Wander has clearly built a foundationally solid short term rental (STR) business, but that’s not the investment story here. The team is now fanatically focused on scale – they are adding curated and managed homes to their portfolio, but more importantly just launched their wholly owned Real Estate Investment Trust – Wander REIT – which we believe will be a complete game changer in their vision to hit >$100M annualized revenues (>30% EBITDA margins) by the end of 2025.
Wander REIT is a new asset class offering (STR REIT) that allows the company to move the costs of acquiring, renovating, and furnishing properties off its balance sheet and allows institutional and accredited investors to participate in the company’s portfolio of short-term rental properties. By selling shares in its portfolio of homes to institutional and accredited investors, Wander aims to scale in a capital-efficient manner (the equity portion of its investment is fully funded by relatively-fixed-return capital), while retaining full control over the guest experience. This allows Wander to take an increasingly large spread on its direct rental income, while taking all the upside from tangential products in their ecosystem (see below).

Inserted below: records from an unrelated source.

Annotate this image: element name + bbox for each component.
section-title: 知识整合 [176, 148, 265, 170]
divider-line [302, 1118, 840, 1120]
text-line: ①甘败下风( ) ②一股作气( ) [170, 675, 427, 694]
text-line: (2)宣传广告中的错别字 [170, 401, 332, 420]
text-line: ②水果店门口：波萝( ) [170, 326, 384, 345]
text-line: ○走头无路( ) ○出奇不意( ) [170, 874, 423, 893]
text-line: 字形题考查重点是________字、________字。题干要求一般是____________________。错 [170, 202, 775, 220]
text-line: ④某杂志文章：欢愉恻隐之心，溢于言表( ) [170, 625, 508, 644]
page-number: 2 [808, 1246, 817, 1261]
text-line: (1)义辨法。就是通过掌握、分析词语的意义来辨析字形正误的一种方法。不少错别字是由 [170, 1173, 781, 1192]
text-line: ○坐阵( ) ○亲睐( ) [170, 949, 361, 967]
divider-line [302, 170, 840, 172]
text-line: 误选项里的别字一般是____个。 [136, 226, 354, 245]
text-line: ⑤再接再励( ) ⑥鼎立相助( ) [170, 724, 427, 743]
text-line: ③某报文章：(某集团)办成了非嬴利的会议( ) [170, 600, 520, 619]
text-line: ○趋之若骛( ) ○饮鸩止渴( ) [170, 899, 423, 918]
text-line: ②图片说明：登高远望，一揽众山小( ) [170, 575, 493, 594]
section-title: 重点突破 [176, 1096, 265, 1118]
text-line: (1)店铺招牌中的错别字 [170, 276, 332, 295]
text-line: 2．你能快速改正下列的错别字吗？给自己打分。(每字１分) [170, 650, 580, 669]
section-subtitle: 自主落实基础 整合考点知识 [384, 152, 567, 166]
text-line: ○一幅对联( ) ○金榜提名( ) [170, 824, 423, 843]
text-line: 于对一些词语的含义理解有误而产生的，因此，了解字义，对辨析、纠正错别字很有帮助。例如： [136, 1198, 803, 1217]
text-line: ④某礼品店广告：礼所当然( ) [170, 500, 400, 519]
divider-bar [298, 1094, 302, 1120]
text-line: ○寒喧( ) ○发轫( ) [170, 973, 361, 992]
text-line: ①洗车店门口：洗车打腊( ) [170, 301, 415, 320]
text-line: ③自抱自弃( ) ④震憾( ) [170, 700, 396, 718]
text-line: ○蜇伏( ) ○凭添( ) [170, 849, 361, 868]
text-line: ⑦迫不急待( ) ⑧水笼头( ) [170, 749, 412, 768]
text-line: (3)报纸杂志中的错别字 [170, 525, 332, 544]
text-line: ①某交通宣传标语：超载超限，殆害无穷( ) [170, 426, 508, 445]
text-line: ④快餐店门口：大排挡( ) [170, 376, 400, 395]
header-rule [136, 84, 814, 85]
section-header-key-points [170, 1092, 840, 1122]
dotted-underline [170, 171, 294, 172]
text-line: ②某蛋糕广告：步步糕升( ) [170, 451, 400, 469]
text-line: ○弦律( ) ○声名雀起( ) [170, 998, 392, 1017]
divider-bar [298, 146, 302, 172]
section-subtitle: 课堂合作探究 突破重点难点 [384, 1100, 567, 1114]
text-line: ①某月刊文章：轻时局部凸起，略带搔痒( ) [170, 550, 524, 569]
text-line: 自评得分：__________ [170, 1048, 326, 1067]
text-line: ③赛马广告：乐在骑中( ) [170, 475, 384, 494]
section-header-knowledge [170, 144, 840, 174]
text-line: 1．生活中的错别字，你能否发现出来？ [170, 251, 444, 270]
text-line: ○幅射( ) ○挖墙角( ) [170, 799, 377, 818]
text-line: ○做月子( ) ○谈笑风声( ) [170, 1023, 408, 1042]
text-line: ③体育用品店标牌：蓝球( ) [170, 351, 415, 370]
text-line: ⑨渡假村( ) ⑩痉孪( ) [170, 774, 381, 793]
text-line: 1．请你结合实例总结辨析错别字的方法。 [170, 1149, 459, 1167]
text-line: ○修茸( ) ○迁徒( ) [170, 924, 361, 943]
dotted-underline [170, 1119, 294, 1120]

The innovation here cannot be understated – Wander REIT is a groundbreaking investment product that offers investors the opportunity to access a new asset class – the first and only vacation rental REIT (Real Estate Investment Trust). As Packy at Not Boring noted in Not Boring’s excellent write-up, this is the third of three-stage de-risking of Wander’s business model and leads to extremely attractive unit economics:
Prove that Wander can acquire and manage the top short-term rentals on its own balance sheet. DONE
Build a brand and an integrated machine to do it repeatedly and predictably. DONE, RAMPING
Build an investment product that gives people the opportunity to invest in the properties they love while letting Wander scale in a capital-efficient manner. LAUNCHED
For illustrative purposes, if Wander buys ten $1M homes that the market believes it could rent annually for $100k above its costs, it would be buying at a 10% cap rate – $100k/$1 million – for a total of $10 million. If it’s able to increase its income to $150k on each of the properties (via their much higher yielding, STR ecosystem) and “sell” the portfolio (or pull in REIT capital to support the balance sheet) at the same cap rate – 10% – it could sell the portfolio for $15 million, or a 50% profit. If, by lowering risk through diversification and professionalization, it can lower the cap rate the purchaser (or the REIT investor) is willing to pay to 8%, it can sell the portfolio for $18.75 million, or an 87.5% profit.

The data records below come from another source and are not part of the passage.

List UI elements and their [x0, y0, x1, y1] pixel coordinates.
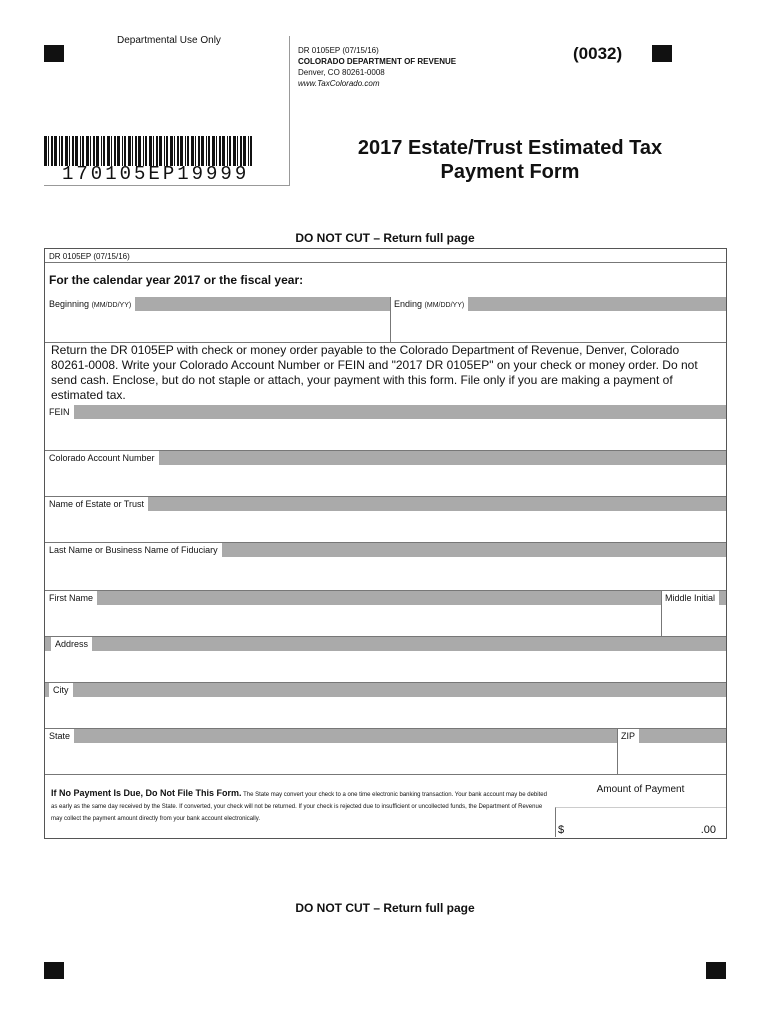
calendar-year-heading: For the calendar year 2017 or the fiscal year:	[49, 273, 304, 287]
form-title-line1: 2017 Estate/Trust Estimated Tax	[357, 137, 663, 159]
header-agency: COLORADO DEPARTMENT OF REVENUE	[298, 57, 457, 66]
payment-form	[44, 248, 727, 839]
header-form-id: DR 0105EP (07/15/16)	[298, 46, 379, 55]
first-name-field[interactable]	[45, 605, 661, 636]
registration-mark-bottom-right	[706, 962, 726, 979]
account-number-field[interactable]	[45, 465, 726, 497]
header-website: www.TaxColorado.com	[298, 79, 380, 88]
estate-name-field[interactable]	[45, 511, 726, 543]
state-zip-label-bar	[45, 729, 726, 743]
header-divider-horizontal	[44, 185, 290, 186]
zip-field[interactable]	[618, 743, 726, 774]
amount-label: Amount of Payment	[596, 784, 685, 795]
first-name-label: First Name	[45, 591, 97, 605]
departmental-use-label: Departmental Use Only	[117, 35, 221, 46]
fiscal-year-row	[45, 273, 726, 293]
form-code: (0032)	[573, 44, 623, 63]
account-number-label: Colorado Account Number	[45, 451, 159, 465]
beginning-label: Beginning (MM/DD/YY)	[45, 297, 135, 311]
ending-date-field[interactable]	[391, 311, 726, 342]
first-name-fields	[45, 605, 726, 637]
account-number-label-bar	[45, 451, 726, 465]
amount-field[interactable]	[555, 807, 726, 837]
do-not-cut-top: DO NOT CUT – Return full page	[295, 231, 475, 245]
fein-label-bar	[45, 405, 726, 419]
city-label: City	[49, 683, 73, 697]
address-label: Address	[51, 637, 92, 651]
form-id-row	[45, 249, 726, 263]
registration-mark-top-right	[652, 45, 672, 62]
instructions-paragraph: Return the DR 0105EP with check or money order payable to the Colorado Department of Revenue, Denver, Colorado 80261-0008. Write your Colorado Account Number or FEIN and "2017 DR 0105EP" on your check or money order. Do not send cash. Enclose, but do not staple or attach, your payment with this form. File only if you are making a payment of estimated tax.	[51, 343, 698, 402]
fiduciary-name-field[interactable]	[45, 557, 726, 591]
registration-mark-top-left	[44, 45, 64, 62]
registration-mark-bottom-left	[44, 962, 64, 979]
address-field[interactable]	[45, 651, 726, 683]
state-label: State	[45, 729, 74, 743]
form-title-line2: Payment Form	[440, 161, 580, 183]
no-payment-notice	[51, 787, 551, 825]
beginning-date-field[interactable]	[45, 311, 390, 342]
fiscal-year-fields	[45, 311, 726, 343]
middle-initial-field[interactable]	[662, 605, 726, 636]
city-field[interactable]	[45, 697, 726, 729]
dollar-sign: $	[558, 824, 565, 836]
no-payment-text: The State may convert your check to a one time electronic banking transaction. Your bank account may be debited as early as the same day received by the State. If converted, your check will not be returned. If your check is rejected due to insufficient or uncollected funds, the Department of Revenue may collect the payment amount directly from your bank account electronically.	[51, 792, 547, 822]
fiduciary-label-bar	[45, 543, 726, 557]
fein-label: FEIN	[45, 405, 74, 419]
middle-initial-label: Middle Initial	[661, 591, 719, 605]
fiduciary-name-label: Last Name or Business Name of Fiduciary	[45, 543, 222, 557]
no-payment-heading: If No Payment Is Due, Do Not File This Form.	[51, 788, 242, 798]
barcode-number: 170105EP19999	[62, 163, 250, 185]
first-name-label-bar	[45, 591, 726, 605]
estate-name-label: Name of Estate or Trust	[45, 497, 148, 511]
state-zip-fields	[45, 743, 726, 775]
form-title	[290, 136, 730, 184]
zip-label: ZIP	[617, 729, 639, 743]
fiscal-year-label-bar	[45, 297, 726, 311]
do-not-cut-bottom: DO NOT CUT – Return full page	[295, 901, 475, 915]
state-field[interactable]	[45, 743, 617, 774]
city-label-bar	[45, 683, 726, 697]
barcode	[44, 136, 256, 166]
estate-name-label-bar	[45, 497, 726, 511]
cents-label: .00	[700, 824, 716, 836]
header-address: Denver, CO 80261-0008	[298, 68, 385, 77]
form-id-label: DR 0105EP (07/15/16)	[49, 252, 130, 261]
ending-label: Ending (MM/DD/YY)	[390, 297, 468, 311]
address-label-bar	[45, 637, 726, 651]
fein-field[interactable]	[45, 419, 726, 451]
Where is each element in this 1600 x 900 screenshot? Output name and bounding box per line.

More specifically, in the Wander REIT example, they buy ten $1M homes, put down $10M, then syndicate that investment to REIT investors based on a $1.5M income stream and 8% cap rate ($1.5M/8% = $18.75M). This $18.75M ($8.75M of which is “profit”) can be reinvested, continuing the virtuous cycle through to enormous (capital-efficient) scale.

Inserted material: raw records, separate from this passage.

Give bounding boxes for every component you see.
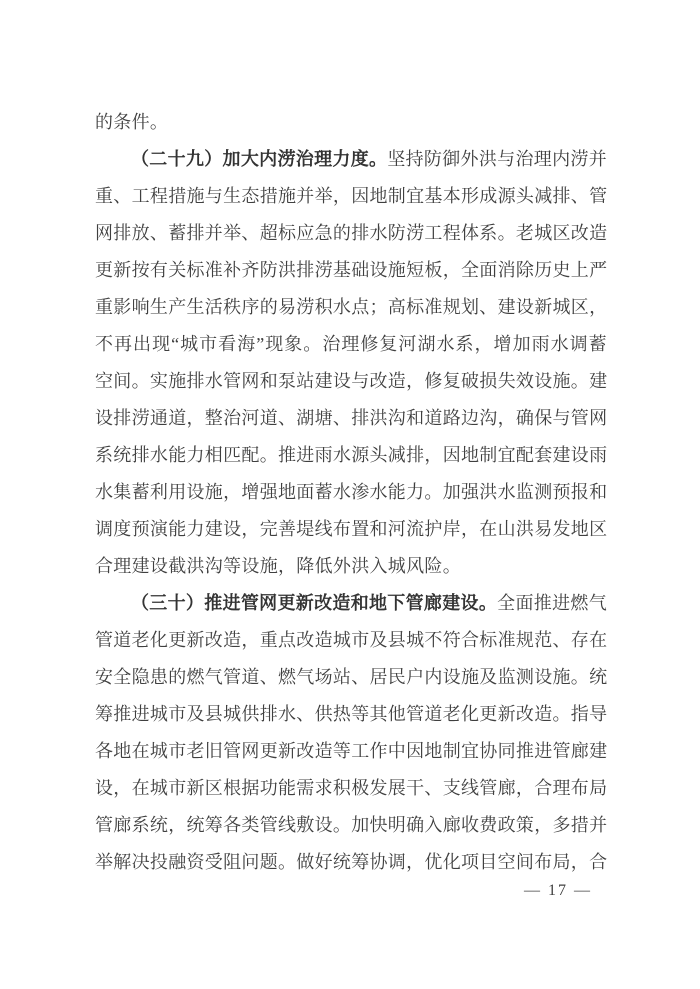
line-text: 调度预演能力建设，完善堤线布置和河流护岸，在山洪易发地区 [95, 519, 608, 539]
text-line [95, 215, 607, 252]
paragraph [95, 104, 607, 141]
text-line [95, 696, 607, 733]
document-body [95, 104, 607, 881]
text-line [95, 807, 607, 844]
line-text: 更新按有关标准补齐防洪排涝基础设施短板，全面消除历史上严 [95, 260, 608, 280]
text-line [95, 511, 607, 548]
text-line [95, 400, 607, 437]
text-line [95, 252, 607, 289]
line-text: 各地在城市老旧管网更新改造等工作中因地制宜协同推进管廊建 [95, 741, 608, 761]
line-text: 筹推进城市及县城供排水、供热等其他管道老化更新改造。指导 [95, 704, 608, 724]
line-text: 举解决投融资受阻问题。做好统筹协调，优化项目空间布局，合 [95, 852, 608, 872]
text-line [95, 363, 607, 400]
line-text: 系统排水能力相匹配。推进雨水源头减排，因地制宜配套建设雨 [95, 445, 608, 465]
text-line [95, 326, 607, 363]
page-number: — 17 — [524, 882, 592, 899]
text-line [95, 104, 607, 141]
line-text: 设，在城市新区根据功能需求积极发展干、支线管廊，合理布局 [95, 778, 608, 798]
line-text: 管道老化更新改造，重点改造城市及县城不符合标准规范、存在 [95, 630, 608, 650]
line-text: 全面推进燃气 [497, 593, 607, 613]
text-line [95, 178, 607, 215]
line-text: 重、工程措施与生态措施并举，因地制宜基本形成源头减排、管 [95, 186, 608, 206]
line-text: 坚持防御外洪与治理内涝并 [387, 149, 607, 169]
text-line [95, 141, 607, 178]
text-line [95, 474, 607, 511]
section-heading: （三十）推进管网更新改造和地下管廊建设。 [131, 593, 498, 613]
text-line [95, 585, 607, 622]
paragraph [95, 141, 607, 585]
text-line [95, 659, 607, 696]
line-text: 的条件。 [95, 112, 169, 132]
line-text: 安全隐患的燃气管道、燃气场站、居民户内设施及监测设施。统 [95, 667, 608, 687]
line-text: 空间。实施排水管网和泵站建设与改造，修复破损失效设施。建 [95, 371, 608, 391]
line-text: 管廊系统，统筹各类管线敷设。加快明确入廊收费政策，多措并 [95, 815, 608, 835]
text-line [95, 622, 607, 659]
text-line [95, 289, 607, 326]
line-text: 不再出现“城市看海”现象。治理修复河湖水系，增加雨水调蓄 [95, 334, 607, 354]
text-line [95, 548, 607, 585]
line-text: 网排放、蓄排并举、超标应急的排水防涝工程体系。老城区改造 [95, 223, 608, 243]
section-heading: （二十九）加大内涝治理力度。 [131, 149, 388, 169]
text-line [95, 437, 607, 474]
line-text: 水集蓄利用设施，增强地面蓄水渗水能力。加强洪水监测预报和 [95, 482, 608, 502]
text-line [95, 770, 607, 807]
paragraph [95, 585, 607, 881]
text-line [95, 733, 607, 770]
text-line [95, 844, 607, 881]
line-text: 重影响生产生活秩序的易涝积水点；高标准规划、建设新城区， [95, 297, 608, 317]
line-text: 设排涝通道，整治河道、湖塘、排洪沟和道路边沟，确保与管网 [95, 408, 608, 428]
line-text: 合理建设截洪沟等设施，降低外洪入城风险。 [95, 556, 461, 576]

Detailed Business Description
Rental Portfolio & Brand Differentiation
Guests can search for and book Wander properties through the company’s app or website, giving Wander control over pricing and creating a seamless user journey. The company’s back-end system handles marketing, booking, and operations, providing valuable data for future property acquisitions and design decisions.
One of the key advantages of vertical integration is the ability to gather feedback directly from guests and quickly implement improvements. Wander’s Concierge team, available 24/7, builds direct relationships with guests and addresses their needs. This feedback loop helps enhance the guest experience and informs decision-making throughout the company. It also collects data on guest preferences and usage, which informs future property designs and underwriting decisions.
Each Wander home comes with state-of-the-art home automation technology that enables guests to control every aspect of the experience from their smartphones in the Wander app (WanderOS) from unlocking the door to turning on the lights, and even accessing the Tesla that comes with each Wander home.
Wander’s competitive edge lies in its control of all segments of the STR business. Other participants in the STR industry are focused on just one segment – they’re either a booking marketplace (e.g. Airbnb) or a 3rd party property manager (e.g. AvantStay). No large, institutional vacation STR property owners exist today. Wander brings all of these pieces together by owning the booking platform, the property management and the homes themselves. Its experienced finance team, sophisticated marketing, product development and operations teams put Wander in a unique position to deliver a superior guest experience (and deliver consistent returns to Wander shareholders and REIT investors).